You will be wearing a headset

Pilots wear headsets to reduce cockpit noise and communicate clearly with each other, as well as other pilots flying in the area and air traffic control if necessary. You get a headset to wear. They are comfortable and allow you to hear and speak to the pilot and other passengers.

Don’t worry: your voice will not be heard over the radio by other pilots or ATC – there is a push-to-talk switch that the pilot uses for this. When you speak into your headset microphone, only the pilot and all other passengers can be heard.

You can get air sick

You might not get sick, but you could. It is actually very common for people to experience air sickness, especially on their first or second flight. Do not be ashamed if you do this. The combination of nerves, excitement, and a floating feeling can make anyone feel sick. Even experienced pilots can get queasy from time to time – this is just one of the side effects of flying. If you get sick, tell the pilot and he will get you to the ground ASAP, where you will feel better almost immediately. And don’t be discouraged. Many student pilots are sick at first, but the more you fly, the faster your body adapts to the sensations. Most students suffer from air sickness during their first flights.

Find out what it takes to become a pilot

There won’t be a cheesy sales pitch, but expect your instructor to be happy to share the joy of flying with you. He or she can tell you more about what to expect during flight training, how to get a pilot’s license and will be happy to answer any questions you may have about flying.
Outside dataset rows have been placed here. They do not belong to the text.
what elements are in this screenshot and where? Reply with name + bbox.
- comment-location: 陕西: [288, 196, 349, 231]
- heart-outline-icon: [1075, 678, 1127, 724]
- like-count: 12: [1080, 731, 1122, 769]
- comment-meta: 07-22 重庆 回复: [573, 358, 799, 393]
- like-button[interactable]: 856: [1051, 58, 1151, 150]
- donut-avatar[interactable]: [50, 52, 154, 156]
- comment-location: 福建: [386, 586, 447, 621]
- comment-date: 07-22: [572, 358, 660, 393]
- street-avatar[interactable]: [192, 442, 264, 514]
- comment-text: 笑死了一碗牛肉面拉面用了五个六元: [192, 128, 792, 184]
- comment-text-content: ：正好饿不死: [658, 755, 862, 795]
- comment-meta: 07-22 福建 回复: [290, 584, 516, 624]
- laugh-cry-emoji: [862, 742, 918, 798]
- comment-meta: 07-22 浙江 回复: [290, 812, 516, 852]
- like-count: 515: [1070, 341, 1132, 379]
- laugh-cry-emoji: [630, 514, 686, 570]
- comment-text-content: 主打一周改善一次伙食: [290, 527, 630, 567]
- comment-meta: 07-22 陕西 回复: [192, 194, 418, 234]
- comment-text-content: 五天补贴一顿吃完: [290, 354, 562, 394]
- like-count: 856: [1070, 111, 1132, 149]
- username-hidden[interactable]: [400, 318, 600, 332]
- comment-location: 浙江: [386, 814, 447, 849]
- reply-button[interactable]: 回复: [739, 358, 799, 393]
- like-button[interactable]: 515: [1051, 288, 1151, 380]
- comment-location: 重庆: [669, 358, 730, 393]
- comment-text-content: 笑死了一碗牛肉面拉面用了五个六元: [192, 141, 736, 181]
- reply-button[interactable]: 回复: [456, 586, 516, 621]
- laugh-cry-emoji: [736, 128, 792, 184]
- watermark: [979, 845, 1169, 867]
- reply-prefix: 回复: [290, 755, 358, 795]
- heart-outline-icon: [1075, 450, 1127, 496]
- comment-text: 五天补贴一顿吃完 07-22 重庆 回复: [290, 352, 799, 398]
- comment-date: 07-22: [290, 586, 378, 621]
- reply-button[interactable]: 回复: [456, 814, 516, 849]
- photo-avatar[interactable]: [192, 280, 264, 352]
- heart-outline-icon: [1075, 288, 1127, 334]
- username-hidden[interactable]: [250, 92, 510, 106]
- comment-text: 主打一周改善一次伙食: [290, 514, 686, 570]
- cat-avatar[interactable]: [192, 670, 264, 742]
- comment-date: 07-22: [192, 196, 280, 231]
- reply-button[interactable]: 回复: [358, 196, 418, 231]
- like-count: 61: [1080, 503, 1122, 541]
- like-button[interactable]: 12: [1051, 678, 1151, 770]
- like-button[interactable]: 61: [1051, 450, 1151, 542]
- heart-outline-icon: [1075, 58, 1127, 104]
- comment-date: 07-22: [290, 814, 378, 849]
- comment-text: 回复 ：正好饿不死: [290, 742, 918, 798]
However, they are not salespeople, so there are usually no awkward sales pitches. After all, instructors are usually paid regardless, and there is usually no bonus for enrolling a new student (although sometimes it does). Most instructors are really just looking forward to sharing the world of flying with others.

At least your instructor will likely tell you the next steps if you decide you want to come back for more flight.

See the local area

Yes, you can probably fly over to your house. This is a typical thing during a voyage of discovery. You can also see local landmarks, nearby lakes, cities, and towns. When you have a specific location that you want to see from the air, just let your pilot know. If it is within range and not violating airspace restrictions, they are usually happy to be willing to do so.

Discovery flights typically last 1-2 hours

During a typical first flight, you’ll be around 15-20 minutes long, flying 30 minutes or an hour, and then schedule time for photos in front of the plane and chat with the pilot if you have any questions or make up your mind with the proceed to the next step and begin flight training. The entire experience typically lasts between one and two hours.

Most of all, expect fun

Discovery flights should be fun. It’s usually a low-key, relaxed flight where you see the sights, absorb the elements of flight, and learn a thing or two about flying an airplane. Take the time to enjoy it.